Sanità: in Lombardia mancano 1.500 medici di famiglia e pediatri. Aspettativa di vita al top: 83,9 anni

La sanità lombarda è al quarto posto nel ranking italiano (dietro a Emilia-Romagna, Veneto e Toscana) secondo 88 speciali indicatori presi in esame. A dirlo è il 7° rapporto Gimbe sul Servizio Sanitario Regionale, uscito nelle ultime ore. Buone performance per aree prevenzione e distrettuale (entrambe in quarta posizione), va peggio l’assistenza ospedaliera (7° posto).

Permangono criticità per quanto riguarda medici di famiglia (o meglio, medici di medicina generale, come vengono ufficialmente chiamati oggi) e pediatri, pesantemente sotto organico nella nostra regione. Due medici di medicina generale su tre sforano il massimo stabilito di 1.500 assistiti a testa (la media nella nostra regione è di 1.528 assistiti per ogni MMG). Per riequilibrare la situazione servirebbero 1.237 nuovi camici bianchi. Analoga la situazione dei pediatri: 8 su 10 sforano gli 800 assistiti stabiliti, la media è di 979 assistiti per ogni pediatra. Per risolvere questa criticità ne servirebbero 244 in più. E la situazione potrebbe peggiorare nei prossimi anni, visto che anche l’età media degli attuali specialisti è molto alta.

Performance ottima invece per quanto riguarda l’aspettativa di vita alla nascita (terza in Italia, con 83,9 anni), ma diversi dati mostrano luci ed ombre.
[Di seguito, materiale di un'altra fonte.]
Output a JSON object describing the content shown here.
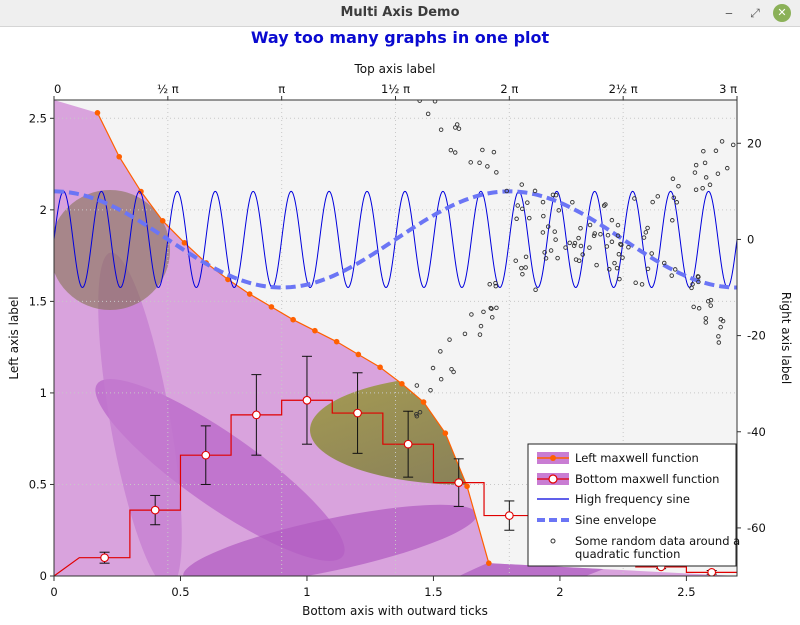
{
  "window": {
    "title": "Multi Axis Demo",
    "minimize_glyph": "‒",
    "restore_glyph": "⤢",
    "close_glyph": "✕"
  },
  "colors": {
    "title": "#0a0ad0",
    "maxwell_left": "#ff6000",
    "maxwell_bottom": "#e00000",
    "sine": "#0000dd",
    "envelope": "#6b75f5",
    "random": "#333333",
    "petal": "#c984d6",
    "center": "#8c8b3c"
  },
  "chart_data": {
    "type": "line",
    "title": "Way too many graphs in one plot",
    "axes": {
      "left": {
        "label": "Left axis label",
        "range": [
          0,
          2.6
        ],
        "ticks": [
          0,
          0.5,
          1,
          1.5,
          2,
          2.5
        ],
        "tick_labels": [
          "0",
          "0.5",
          "1",
          "1.5",
          "2",
          "2.5"
        ]
      },
      "bottom": {
        "label": "Bottom axis with outward ticks",
        "range": [
          0,
          2.7
        ],
        "ticks": [
          0,
          0.5,
          1,
          1.5,
          2,
          2.5
        ],
        "tick_labels": [
          "0",
          "0.5",
          "1",
          "1.5",
          "2",
          "2.5"
        ]
      },
      "top": {
        "label": "Top axis label",
        "range": [
          0,
          9.4248
        ],
        "ticks": [
          0,
          1.5708,
          3.1416,
          4.7124,
          6.2832,
          7.854,
          9.4248
        ],
        "tick_labels": [
          "0",
          "½ π",
          "π",
          "1½ π",
          "2 π",
          "2½ π",
          "3 π"
        ]
      },
      "right": {
        "label": "Right axis label",
        "range": [
          -70,
          29
        ],
        "ticks": [
          -60,
          -40,
          -20,
          0,
          20
        ],
        "tick_labels": [
          "-60",
          "-40",
          "-20",
          "0",
          "20"
        ]
      }
    },
    "grid": true,
    "legend_position": "bottom-right",
    "series": [
      {
        "name": "Left maxwell function",
        "axes": [
          "left",
          "bottom"
        ],
        "x": [
          0.6,
          0.9,
          1.2,
          1.5,
          1.8,
          2.1,
          2.4,
          2.7,
          3.0,
          3.3,
          3.6,
          3.9,
          4.2,
          4.5,
          4.8,
          5.1,
          5.4,
          5.7,
          6.0
        ],
        "y": [
          2.53,
          2.29,
          2.1,
          1.94,
          1.82,
          1.71,
          1.62,
          1.54,
          1.47,
          1.4,
          1.34,
          1.28,
          1.21,
          1.14,
          1.05,
          0.95,
          0.78,
          0.49,
          0.07
        ]
      },
      {
        "name": "Bottom maxwell function",
        "axes": [
          "left",
          "bottom"
        ],
        "x": [
          0.2,
          0.4,
          0.6,
          0.8,
          1.0,
          1.2,
          1.4,
          1.6,
          1.8,
          2.0,
          2.2,
          2.4,
          2.6
        ],
        "y": [
          0.1,
          0.36,
          0.66,
          0.88,
          0.96,
          0.89,
          0.72,
          0.51,
          0.33,
          0.19,
          0.1,
          0.05,
          0.02
        ],
        "error": [
          0.03,
          0.08,
          0.16,
          0.22,
          0.24,
          0.22,
          0.18,
          0.13,
          0.08,
          0.05,
          0.03,
          0.01,
          0.01
        ]
      },
      {
        "name": "High frequency sine",
        "axes": [
          "right",
          "top"
        ],
        "amplitude": 10,
        "cycles": 18
      },
      {
        "name": "Sine envelope",
        "axes": [
          "right",
          "top"
        ],
        "amplitude": 10,
        "period_x": 6.2832
      },
      {
        "name": "Some random data around a quadratic function",
        "axes": [
          "right",
          "top"
        ],
        "count": 150,
        "x_range": [
          5,
          9.4
        ]
      }
    ]
  }
}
Aumentano le famiglie che rinunciano alle cure. Si tratta del 7,2%, in aumento dello 0,4% rispetto alla precedente rilevazione, lievemente sotto la media italiana (7,6%). La nostra sanità rimane comunque particolarmente attrattiva per i pazienti del resto d’Italia: nel decennio 2012-2021 la nostra regione ha chiuso in positivo di 5,68 miliardi di euro. Anche se il Gimbe pone particolari preoccupazioni per l’autonomia differenziata: nel rapporto si legge che, se attualmente tra nord e sud c’è una frattura strutturale per quanto concerne i servizi sanitari regionali, con i cittadini del Mezzogiorno che spesso non hanno garantiti nemmeno i livelli essenziali di assistenza (LEA), la diseguaglianza non può che aumentare, costringendo una sempre superiore mobilità di pazienti tra regioni, dal sud al nord. Un fenomeno che, se si accentuerà, rischia di sovraccaricare le strutture sanitarie del Settentrione, peggiorando la qualità delle cure dei propri cittadini. Il Gimbe sottolinea che la stessa Lombardia, ha avuto una mobilità “attiva” pari a 732 milioni di euro nel 2021 (ultimo dato disponibile), ma anche una mobilità passiva pari a -461 milioni. Dunque anche molti lombardi scelgono di curarsi fuori regione.